Çağdaş emperyalizmin ekonomik boyutunu oluşturan kapitalizme göre savaşın da ihaleye verilebilmesi savaş müteahhitlerinin ortaya çıkmasına yol açtı.

Onların kurduğu firmalar genellikle özel güvenlik şirketleri olarak lanse edildi. Öyle olunca da güvenlik konusundaki riske karşı himaye ve normal savunma faaliyeti yürüttükleri intibaı verildi. Oysa işi büyütmek ve kazanç alanlarını genişletmek amacıyla savaş ihalelerine de girmeye başlamışlardır.
Kapitalizmin kazanma felsefesinde para getirecek her şey mubahtır.
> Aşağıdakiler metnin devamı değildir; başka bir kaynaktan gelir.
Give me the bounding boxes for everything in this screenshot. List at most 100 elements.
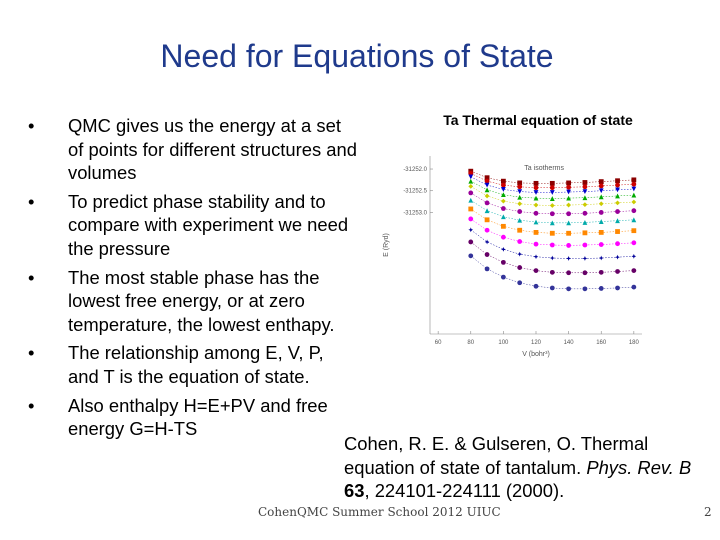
data-point	[468, 183, 474, 189]
data-point	[566, 184, 572, 190]
data-point	[631, 186, 637, 192]
data-point	[533, 180, 539, 186]
data-point	[484, 217, 490, 223]
footer-author: Cohen	[258, 505, 297, 519]
data-point	[484, 208, 490, 214]
data-point	[598, 188, 604, 194]
bullet-text: QMC gives us the energy at a set of poin…	[68, 115, 357, 184]
data-point	[598, 242, 604, 247]
data-point	[549, 242, 555, 248]
data-point	[484, 266, 490, 272]
data-point	[566, 243, 572, 248]
data-point	[631, 181, 637, 187]
data-point	[598, 286, 604, 291]
data-point	[533, 202, 539, 208]
data-point	[500, 182, 506, 188]
data-point	[566, 202, 572, 208]
citation-pages: , 224101-224111 (2000).	[364, 480, 565, 502]
data-point	[484, 239, 490, 245]
data-point	[549, 190, 555, 195]
y-tick-label: -31253.0	[403, 210, 427, 216]
data-point	[598, 255, 604, 261]
data-point	[566, 195, 572, 201]
data-point	[517, 251, 523, 257]
bullet-item: • To predict phase stability and to compa…	[28, 190, 358, 261]
data-point	[582, 189, 588, 194]
data-point	[631, 284, 637, 290]
data-point	[500, 192, 506, 198]
data-point	[468, 178, 474, 184]
data-point	[533, 268, 539, 274]
data-point	[484, 182, 490, 188]
citation-authors: Cohen, R. E. & Gulseren, O. Thermal equa…	[344, 433, 649, 478]
bullet-marker: •	[28, 394, 35, 416]
data-point	[468, 206, 474, 212]
data-point	[500, 214, 506, 220]
x-tick-label: 140	[564, 340, 575, 346]
data-point	[500, 274, 506, 280]
data-point	[615, 178, 620, 184]
data-point	[582, 242, 588, 248]
y-tick-label: -31252.0	[403, 167, 427, 173]
data-point	[484, 178, 490, 184]
data-point	[533, 230, 539, 235]
data-point	[631, 208, 637, 214]
data-point	[631, 228, 637, 234]
data-point	[517, 201, 523, 207]
data-point	[582, 286, 588, 292]
data-point	[615, 193, 620, 199]
series-line	[470, 200, 634, 224]
bullet-text: The most stable phase has the lowest fre…	[68, 266, 335, 335]
data-point	[468, 227, 474, 233]
data-point	[598, 219, 604, 224]
data-point	[549, 185, 555, 191]
bullet-text: Also enthalpy H=E+PV and free energy G=H…	[68, 394, 328, 440]
data-point	[598, 230, 604, 235]
data-point	[582, 184, 588, 190]
data-point	[615, 269, 620, 274]
data-point	[598, 269, 604, 275]
x-tick-label: 100	[498, 340, 509, 346]
data-point	[615, 285, 620, 291]
data-point	[631, 268, 637, 274]
data-point	[484, 175, 490, 181]
data-point	[582, 202, 588, 208]
data-point	[615, 187, 620, 193]
x-tick-label: 80	[467, 340, 474, 346]
data-point	[484, 187, 490, 193]
data-point	[549, 203, 555, 208]
data-point	[631, 177, 637, 183]
data-point	[582, 270, 588, 276]
data-point	[484, 227, 490, 233]
data-point	[615, 229, 620, 234]
data-point	[549, 196, 555, 201]
bullet-list: • QMC gives us the energy at a set of poi…	[28, 114, 358, 446]
data-point	[500, 206, 506, 211]
data-point	[517, 184, 523, 190]
data-point	[582, 256, 588, 261]
data-point	[566, 211, 572, 217]
data-point	[598, 183, 604, 189]
series-line	[470, 192, 634, 214]
eos-chart: 60 80 100 120 140 160 180 -31252.0 -31252.5 -3125…	[378, 148, 652, 372]
data-point	[533, 185, 539, 191]
data-point	[468, 253, 474, 259]
data-point	[598, 201, 604, 207]
bullet-item: • Also enthalpy H=E+PV and free energy G=…	[28, 394, 358, 441]
data-point	[582, 210, 588, 216]
data-point	[598, 179, 604, 185]
data-point	[484, 193, 490, 199]
data-point	[566, 286, 572, 292]
data-point	[517, 265, 523, 270]
data-point	[468, 197, 474, 203]
data-point	[549, 285, 555, 291]
data-point	[549, 220, 555, 226]
data-point	[566, 220, 572, 226]
bullet-marker: •	[28, 190, 35, 212]
data-point	[582, 230, 588, 236]
data-point	[582, 220, 588, 225]
data-point	[533, 195, 539, 201]
x-axis-label: V (bohr³)	[522, 351, 550, 358]
data-point	[517, 189, 523, 194]
figure-caption: Ta Thermal equation of state	[443, 112, 633, 128]
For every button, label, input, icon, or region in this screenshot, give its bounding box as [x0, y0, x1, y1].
Dolayısıyla bu felsefeye göre gelir kaynakları oluşturmaya çalışanlar kendilerini herhangi bir ahlâkî veya dinî kuralla sınırlandırma ihtiyacı duymazlar. Bu yüzden de insan öldürerek, hatta kitleleri topluca imha ederek kazanç sağlamakta, böyle bir amaç için ihalelere girmekte sakınca görmezler.
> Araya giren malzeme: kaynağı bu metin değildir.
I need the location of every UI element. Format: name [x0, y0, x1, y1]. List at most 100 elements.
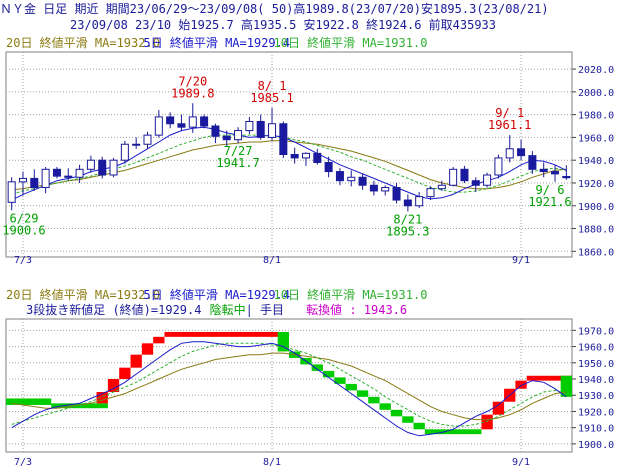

Kapitalizmin bu felsefesi çağdaş emperyalizmin devlet anlayışının temelini oluşturan Makyavelist felsefeye benziyor. Makyavelizme göre de devletin menfaatinin olduğu yerde din ve ahlâk kuralının geçerliliği olamaz.
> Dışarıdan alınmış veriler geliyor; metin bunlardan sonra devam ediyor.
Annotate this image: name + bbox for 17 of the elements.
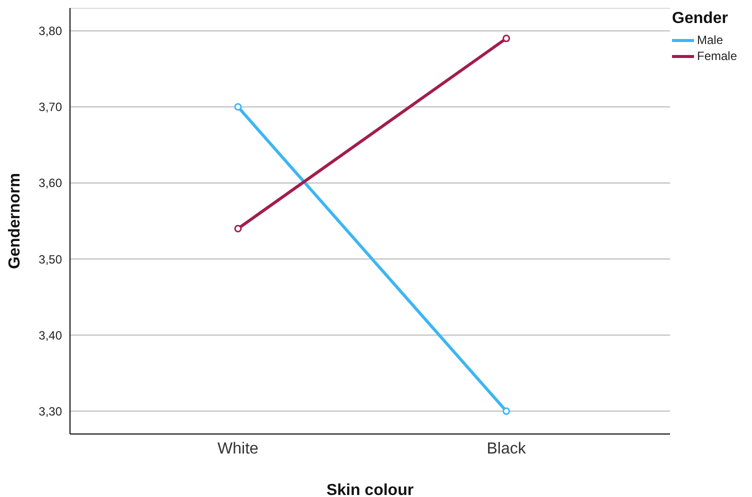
legend-label: Female <box>697 49 738 63</box>
y-tick-label: 3,50 <box>38 252 62 266</box>
x-axis-title: Skin colour <box>326 482 414 497</box>
y-tick-label: 3,30 <box>38 404 62 418</box>
y-tick-label: 3,60 <box>38 176 62 190</box>
legend-title: Gender <box>672 10 730 28</box>
y-tick-label: 3,80 <box>38 24 62 38</box>
point <box>234 103 242 111</box>
legend-label: Male <box>697 33 724 47</box>
point <box>502 407 510 415</box>
y-tick-label: 3,70 <box>38 100 62 114</box>
y-axis-title: Gendernorm <box>6 172 24 270</box>
x-tick-label: Black <box>486 440 527 458</box>
point <box>502 34 510 42</box>
point <box>234 224 242 232</box>
x-tick-label: White <box>218 440 259 458</box>
y-tick-label: 3,40 <box>38 328 62 342</box>
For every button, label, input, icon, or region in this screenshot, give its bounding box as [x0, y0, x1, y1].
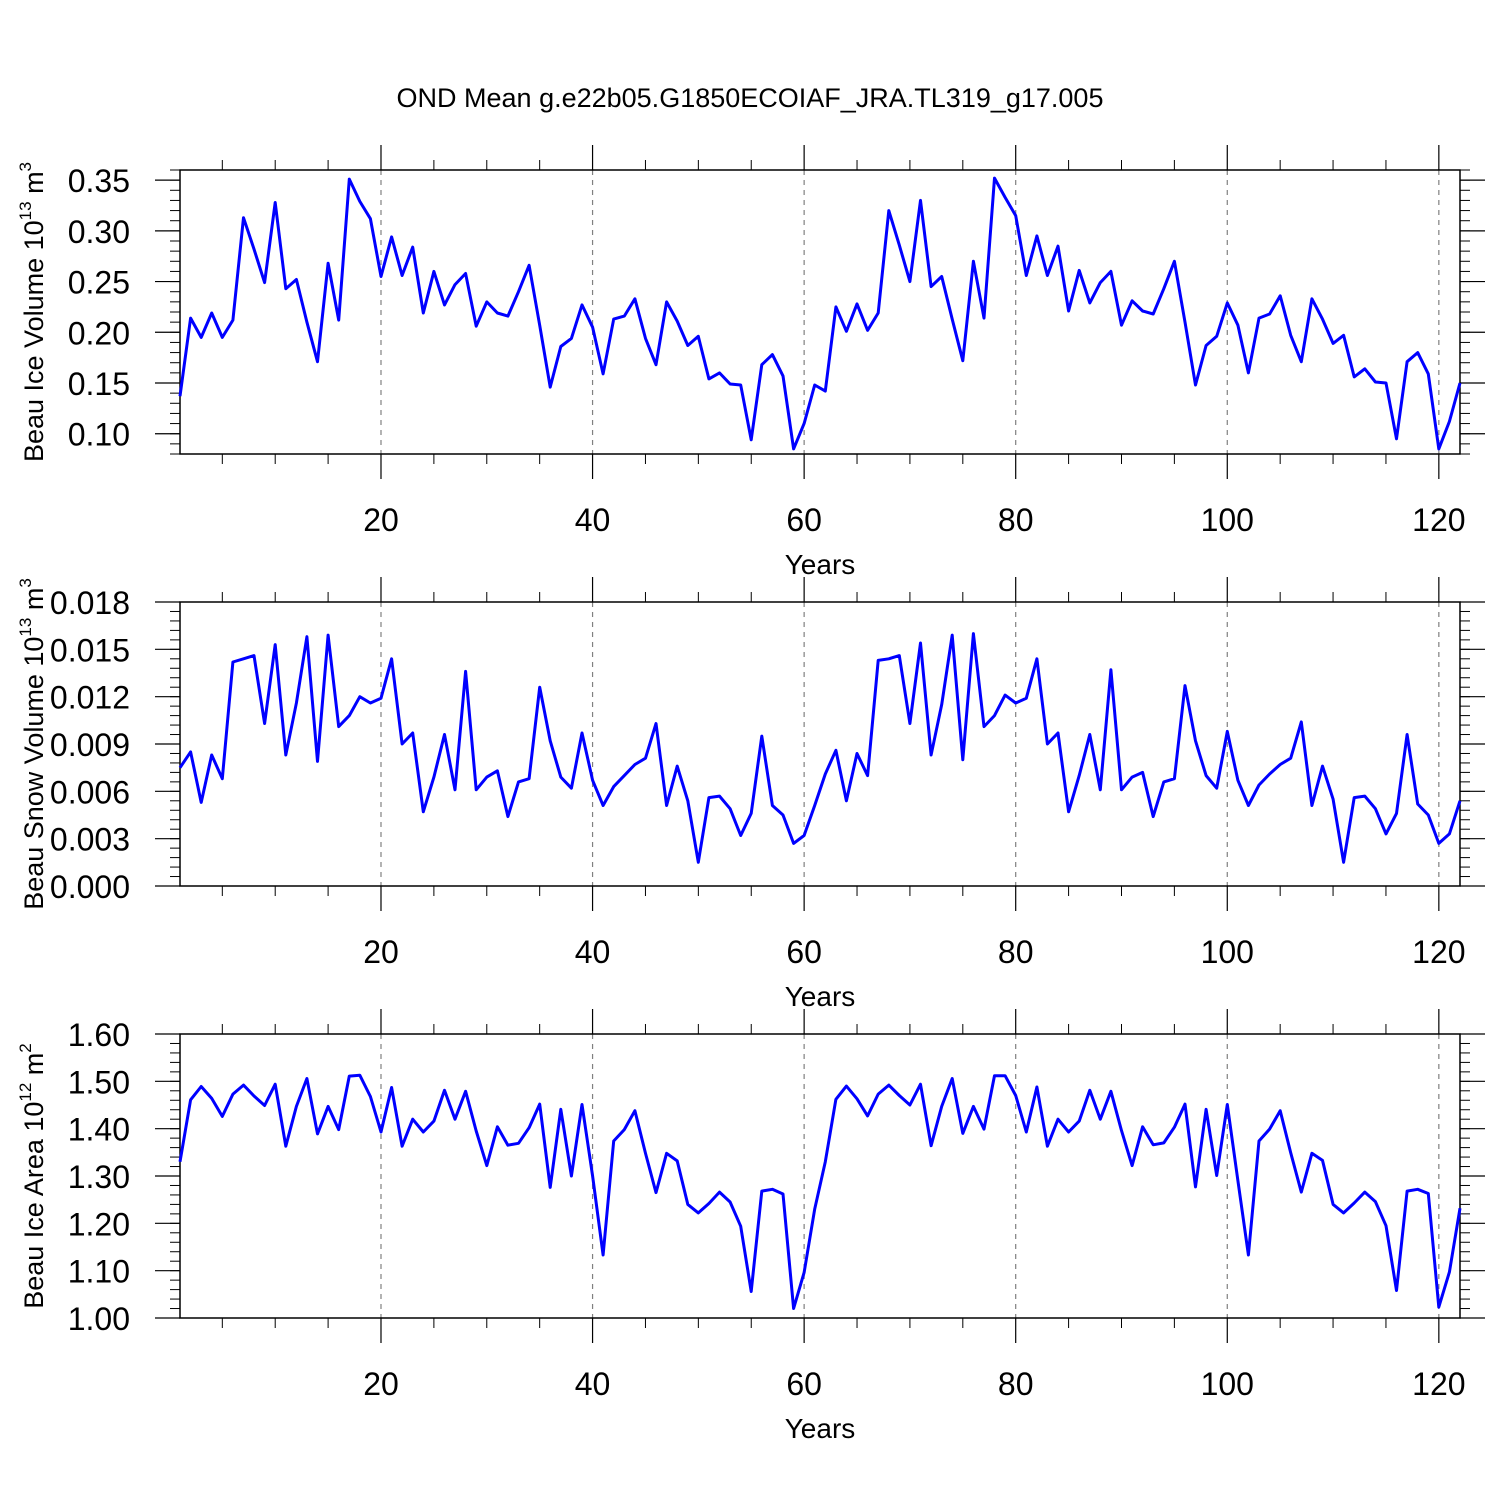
plot-frame [179, 1033, 1461, 1319]
y-tick-label: 0.15 [68, 366, 130, 402]
panel-2: 20 40 60 80 100 120 0.000 0.003 0.006 0.009 0.012 0… [16, 577, 1485, 1012]
plot-frame [179, 601, 1461, 887]
y-tick-label: 1.60 [68, 1017, 130, 1053]
y-tick-label: 0.000 [50, 869, 130, 905]
y-axis-label: Beau Snow Volume 1013 m3 [16, 578, 49, 910]
y-tick-label: 0.009 [50, 727, 130, 763]
x-tick-label: 20 [363, 1366, 399, 1402]
y-tick-label: 1.30 [68, 1159, 130, 1195]
series-line [178, 632, 1462, 864]
panel-1: 20 40 60 80 100 120 0.10 0.15 0.20 0.25 0.30 0.35 Ye… [16, 145, 1485, 580]
chart-title: OND Mean g.e22b05.G1850ECOIAF_JRA.TL319_… [397, 83, 1104, 113]
x-tick-label: 80 [998, 502, 1034, 538]
x-tick-label: 100 [1201, 502, 1254, 538]
x-tick-label: 120 [1412, 502, 1465, 538]
x-tick-label: 60 [786, 502, 822, 538]
y-tick-label: 0.015 [50, 632, 130, 668]
y-tick-label: 1.40 [68, 1112, 130, 1148]
x-axis-label: Years [785, 981, 856, 1012]
y-tick-label: 0.012 [50, 680, 130, 716]
x-tick-label: 120 [1412, 934, 1465, 970]
x-tick-label: 120 [1412, 1366, 1465, 1402]
y-tick-label: 0.006 [50, 774, 130, 810]
y-tick-label: 1.50 [68, 1064, 130, 1100]
x-tick-label: 80 [998, 934, 1034, 970]
x-tick-label: 40 [575, 502, 611, 538]
x-axis-label: Years [785, 1413, 856, 1444]
x-tick-label: 20 [363, 934, 399, 970]
plot-frame [179, 169, 1461, 455]
panel-3: 20 40 60 80 100 120 1.00 1.10 1.20 1.30 1.40 1.50 1.… [16, 1009, 1485, 1444]
x-tick-label: 80 [998, 1366, 1034, 1402]
x-axis-label: Years [785, 549, 856, 580]
x-tick-label: 60 [786, 1366, 822, 1402]
x-tick-label: 40 [575, 1366, 611, 1402]
y-tick-label: 0.20 [68, 315, 130, 351]
y-tick-label: 1.10 [68, 1254, 130, 1290]
y-tick-label: 1.20 [68, 1206, 130, 1242]
series-line [178, 176, 1462, 451]
y-axis-label: Beau Ice Volume 1013 m3 [16, 162, 49, 462]
x-tick-label: 100 [1201, 1366, 1254, 1402]
y-tick-label: 0.30 [68, 214, 130, 250]
y-tick-label: 0.003 [50, 822, 130, 858]
y-tick-label: 0.35 [68, 163, 130, 199]
y-axis-label: Beau Ice Area 1012 m2 [16, 1043, 49, 1309]
y-tick-label: 0.25 [68, 265, 130, 301]
x-tick-label: 60 [786, 934, 822, 970]
series-line [178, 1073, 1462, 1310]
y-tick-label: 0.10 [68, 417, 130, 453]
x-tick-label: 40 [575, 934, 611, 970]
y-tick-label: 0.018 [50, 585, 130, 621]
y-tick-label: 1.00 [68, 1301, 130, 1337]
x-tick-label: 20 [363, 502, 399, 538]
x-tick-label: 100 [1201, 934, 1254, 970]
Çağdaş emperyalizmin insana ve insanî değerlere bakışını da ortaya koyan bu iki yaklaşımı iyi tahlil ettiğimiz zaman Irak'ta bir milyon iki yüz bin insanın katledilmesinin üzerinden 100 milyar dolar kazanç sağlanmasını yönlendiren mekanizmayı tanımamız da mümkün olmaktadır. Bu mekanizmanın temel dinamiğini oluşturan etken kazanç, gelir sağlama, gelir kaynakları oluşturma çabasıdır. Bu mekanizmaya yön veren anlayışa göre insan da gelir temininde bir metadır. Savaş ise bir risk unsurudur. Bu risk unsuru karşısında paranın cazibesini kullanır. Savaşın yol açtığı kayıpları kapitalizmin istatistik değerlendirmelerine göre bir ölçümden geçirerek "risk oranı" kategorisine sokar. Sonra da risk oranının yüksekliğine göre ücret belirleyerek paranın cazibesinden yararlanır. Böylece istihdam yapar. Artık istihdam ettiği elemanların cephede kullanacağı zırhlı araçlardan veya tanklardan fazla farkı yoktur. Can kaybı ile araç kaybı onun gözünde fazla farklı değildir. Sonuçlar ise risk payı istatistiklerine dâhil edilir. Böyle düşünmeleri Irak'ta ve bir başka yerde uzun süre kalabilmelerinin mantığında temel teşkil eder.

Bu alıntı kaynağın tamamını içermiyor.